The big bird is regularly seen at the Parklands Conservation Area, a popular spot for walkers, runners, horse riders and mountain bike riders near Nambour.

The emu has been dubbed ‘Fluffy’ by a running group that meets regularly at the entrance to the 655-hectare park.

Sarah Roberts shared a picture of the photogenic bird on social media late last month.

“My husband Steve took the photo at the Radar Hill Road car park,” she said.

“Fluffy quite often hangs out in this car park and welcomes bushwalkers, riders and runners before they head out on the trails.

“We’ve spotted Fluffy countless times, both on the trails and around the car park.

“He’s always been very friendly, but we don’t feed or pat him ever.”

Ms Roberts said her husband had even been joined by the emu while jogging through the reserve.

“Steve sees Fluffy there a lot,” she said.

“Fluffy will sometimes run alongside Steve and even race him.

“Steve used to get a bit nervous (about it) but he’s gotten used to him over the years.”

A couple of emus (not the ones in the parkland).
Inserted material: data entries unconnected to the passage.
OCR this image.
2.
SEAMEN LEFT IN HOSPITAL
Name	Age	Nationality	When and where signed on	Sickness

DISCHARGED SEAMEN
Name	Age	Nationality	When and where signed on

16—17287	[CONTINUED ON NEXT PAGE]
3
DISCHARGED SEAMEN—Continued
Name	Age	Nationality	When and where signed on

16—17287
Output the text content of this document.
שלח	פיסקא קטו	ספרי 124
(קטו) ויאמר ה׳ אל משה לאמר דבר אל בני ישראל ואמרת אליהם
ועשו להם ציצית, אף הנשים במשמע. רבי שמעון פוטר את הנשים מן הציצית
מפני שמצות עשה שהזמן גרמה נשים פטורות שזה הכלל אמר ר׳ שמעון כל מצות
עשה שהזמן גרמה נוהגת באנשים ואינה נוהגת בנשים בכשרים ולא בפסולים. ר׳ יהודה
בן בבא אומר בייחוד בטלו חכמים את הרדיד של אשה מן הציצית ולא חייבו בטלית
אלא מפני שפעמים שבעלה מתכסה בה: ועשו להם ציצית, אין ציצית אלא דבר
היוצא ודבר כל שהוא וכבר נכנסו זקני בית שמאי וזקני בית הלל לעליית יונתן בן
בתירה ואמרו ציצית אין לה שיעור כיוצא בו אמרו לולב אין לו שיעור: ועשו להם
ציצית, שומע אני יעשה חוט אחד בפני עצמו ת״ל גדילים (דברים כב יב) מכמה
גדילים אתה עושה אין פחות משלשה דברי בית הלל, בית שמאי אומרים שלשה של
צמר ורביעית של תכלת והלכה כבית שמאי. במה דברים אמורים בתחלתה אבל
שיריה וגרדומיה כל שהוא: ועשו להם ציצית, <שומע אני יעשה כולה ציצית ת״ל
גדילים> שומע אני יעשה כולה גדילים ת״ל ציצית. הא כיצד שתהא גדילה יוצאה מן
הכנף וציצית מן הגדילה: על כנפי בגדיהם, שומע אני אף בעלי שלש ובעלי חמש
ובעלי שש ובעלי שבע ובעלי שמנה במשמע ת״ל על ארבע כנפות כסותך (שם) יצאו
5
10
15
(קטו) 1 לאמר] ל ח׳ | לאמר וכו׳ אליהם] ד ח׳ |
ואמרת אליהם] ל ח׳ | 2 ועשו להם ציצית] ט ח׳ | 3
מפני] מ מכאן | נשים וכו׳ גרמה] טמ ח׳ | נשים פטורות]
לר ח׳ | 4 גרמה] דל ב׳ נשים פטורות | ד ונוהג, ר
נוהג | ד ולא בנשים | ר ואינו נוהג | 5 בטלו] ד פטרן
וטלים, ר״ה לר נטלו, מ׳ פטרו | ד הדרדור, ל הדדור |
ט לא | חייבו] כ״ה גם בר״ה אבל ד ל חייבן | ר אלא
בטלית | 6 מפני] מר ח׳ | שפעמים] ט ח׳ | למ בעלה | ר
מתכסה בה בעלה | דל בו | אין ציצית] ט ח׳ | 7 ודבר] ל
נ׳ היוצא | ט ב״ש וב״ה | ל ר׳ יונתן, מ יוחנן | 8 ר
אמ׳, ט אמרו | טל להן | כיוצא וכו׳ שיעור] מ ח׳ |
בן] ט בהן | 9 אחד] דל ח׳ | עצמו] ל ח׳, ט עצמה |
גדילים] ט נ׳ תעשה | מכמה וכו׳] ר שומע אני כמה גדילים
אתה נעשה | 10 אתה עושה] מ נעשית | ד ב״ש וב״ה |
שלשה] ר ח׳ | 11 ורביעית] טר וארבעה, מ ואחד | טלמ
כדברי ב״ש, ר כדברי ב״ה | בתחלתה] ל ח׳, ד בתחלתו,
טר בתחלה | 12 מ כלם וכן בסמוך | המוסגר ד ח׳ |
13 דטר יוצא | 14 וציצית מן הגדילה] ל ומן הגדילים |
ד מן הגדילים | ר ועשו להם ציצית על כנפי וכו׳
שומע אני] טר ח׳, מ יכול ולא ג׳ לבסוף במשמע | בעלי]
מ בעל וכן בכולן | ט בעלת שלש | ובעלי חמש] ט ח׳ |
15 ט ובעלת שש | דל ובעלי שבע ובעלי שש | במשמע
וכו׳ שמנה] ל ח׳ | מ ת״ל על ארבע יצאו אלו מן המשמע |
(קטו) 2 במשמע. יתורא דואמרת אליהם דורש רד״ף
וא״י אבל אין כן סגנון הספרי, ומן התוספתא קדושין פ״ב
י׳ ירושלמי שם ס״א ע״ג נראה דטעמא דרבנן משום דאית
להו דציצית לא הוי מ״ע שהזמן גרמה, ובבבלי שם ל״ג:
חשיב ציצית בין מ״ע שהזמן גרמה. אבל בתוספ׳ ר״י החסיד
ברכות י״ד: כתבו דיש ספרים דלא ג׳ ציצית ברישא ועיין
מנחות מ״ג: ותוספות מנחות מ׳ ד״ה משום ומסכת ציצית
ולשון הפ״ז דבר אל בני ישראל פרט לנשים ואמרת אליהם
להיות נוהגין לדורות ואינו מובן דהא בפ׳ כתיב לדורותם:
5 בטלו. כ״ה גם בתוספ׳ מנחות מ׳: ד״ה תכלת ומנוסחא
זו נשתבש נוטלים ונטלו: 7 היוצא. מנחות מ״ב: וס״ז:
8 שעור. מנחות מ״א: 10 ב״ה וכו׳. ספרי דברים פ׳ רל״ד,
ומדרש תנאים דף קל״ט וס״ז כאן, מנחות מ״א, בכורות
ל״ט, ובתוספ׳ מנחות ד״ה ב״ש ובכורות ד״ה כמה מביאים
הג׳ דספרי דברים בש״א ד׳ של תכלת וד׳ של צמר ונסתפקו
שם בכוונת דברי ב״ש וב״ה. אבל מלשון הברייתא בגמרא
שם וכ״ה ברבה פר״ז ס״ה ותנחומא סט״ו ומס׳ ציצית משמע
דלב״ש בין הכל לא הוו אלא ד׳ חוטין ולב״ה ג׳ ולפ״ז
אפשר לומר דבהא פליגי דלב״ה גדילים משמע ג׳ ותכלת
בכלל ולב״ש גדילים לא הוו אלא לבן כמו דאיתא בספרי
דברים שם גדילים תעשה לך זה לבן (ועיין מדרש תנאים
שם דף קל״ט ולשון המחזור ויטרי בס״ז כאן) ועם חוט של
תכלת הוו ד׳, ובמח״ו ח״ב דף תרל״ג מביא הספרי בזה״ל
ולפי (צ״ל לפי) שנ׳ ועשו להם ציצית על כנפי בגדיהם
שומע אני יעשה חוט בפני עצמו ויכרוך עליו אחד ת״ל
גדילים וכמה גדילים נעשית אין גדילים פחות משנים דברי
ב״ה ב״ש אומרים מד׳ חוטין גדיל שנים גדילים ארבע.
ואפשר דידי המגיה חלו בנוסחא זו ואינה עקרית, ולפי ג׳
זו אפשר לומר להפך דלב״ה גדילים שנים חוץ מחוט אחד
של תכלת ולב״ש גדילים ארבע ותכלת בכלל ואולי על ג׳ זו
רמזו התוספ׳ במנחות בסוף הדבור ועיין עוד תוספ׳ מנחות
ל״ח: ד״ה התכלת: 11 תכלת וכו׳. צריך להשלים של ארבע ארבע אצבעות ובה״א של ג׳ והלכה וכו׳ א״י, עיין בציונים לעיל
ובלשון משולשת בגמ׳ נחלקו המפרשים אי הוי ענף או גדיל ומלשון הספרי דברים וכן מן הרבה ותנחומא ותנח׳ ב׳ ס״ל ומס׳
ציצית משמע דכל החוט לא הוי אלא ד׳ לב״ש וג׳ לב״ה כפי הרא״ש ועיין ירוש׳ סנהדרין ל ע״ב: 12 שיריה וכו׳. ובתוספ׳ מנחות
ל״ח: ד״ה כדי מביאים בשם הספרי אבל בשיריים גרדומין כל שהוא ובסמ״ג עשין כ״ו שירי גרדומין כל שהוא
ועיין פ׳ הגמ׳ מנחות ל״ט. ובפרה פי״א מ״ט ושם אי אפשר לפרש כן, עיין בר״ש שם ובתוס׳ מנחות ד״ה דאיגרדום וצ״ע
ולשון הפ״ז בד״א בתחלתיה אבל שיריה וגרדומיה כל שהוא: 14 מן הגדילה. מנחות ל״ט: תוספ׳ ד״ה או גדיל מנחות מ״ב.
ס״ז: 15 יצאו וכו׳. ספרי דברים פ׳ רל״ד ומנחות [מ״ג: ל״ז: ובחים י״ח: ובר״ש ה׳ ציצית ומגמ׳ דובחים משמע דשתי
Picture: Shutterstock

The Department of Environment and Science said, via its Parks and Forests website, that there are two emus “roaming the park”.

“They were hand-raised on adjoining land and are accustomed to being around people they know and can be inquisitive about visitors,” it said.

A DES spokesperson told Sunshine Coast News that rangers “continued to monitor the health and behaviour of emus within the park”.

The spokesperson urged people not to disturb them.

“Emus are a protected species and members of the public are reminded to keep their distance and never feed wild animals,” they said.

Parklands Conservation Park, to the eastern side of the Bruce Highway between Nambour and Bli Bli, is regarded as a valuable wildlife habitat, with eucalypt forests and rainforest gullies.

It was gazetted as a reserve in 2001 and became a conservation park.

The park is in line to host mountain biking events at the 2032 Olympic Games. Elements of the park and its surrounds would need significant modifications.

Details are yet to be revealed on what changes could be made to the park and its surrounds, in terms of infrastructure and track upgrades, and any possible effects that could have on the environment.

Olympic mountain biking is coming to Parklands. Picture: Shutterstock

It’s believed there were many emus on the Sunshine Coast during the mid-20th century, but few are seen in the rapidly developed region now.

It’s difficult to obtain detailed information on the number of emus in the region. Their conservation status is listed as ‘least concern’.

DES said “emus can be found across Queensland”, while Sunshine Coast Council said there was a small number of emus in its reserves, but it did not have any active programs that monitored populations.

Renowned Griffith University ecologist Professor Darryl Jones, who researches animal and human interaction, said little was known about emu numbers on the Sunshine Coast.

“I saw them in the national park north of Noosa some years ago but have heard nothing about them since,” he said.

The Australian Museum states that emus can be found almost everywhere in Australia and that they eat fruits, seeds, insects and other small animals. They can be 1.6m to 1.9m tall and can run up to 25km/h.

Wildlife Victoria says emus can live for about 10 years.

Sunshine Coast News was awaiting comment from UniSC and wildlife groups.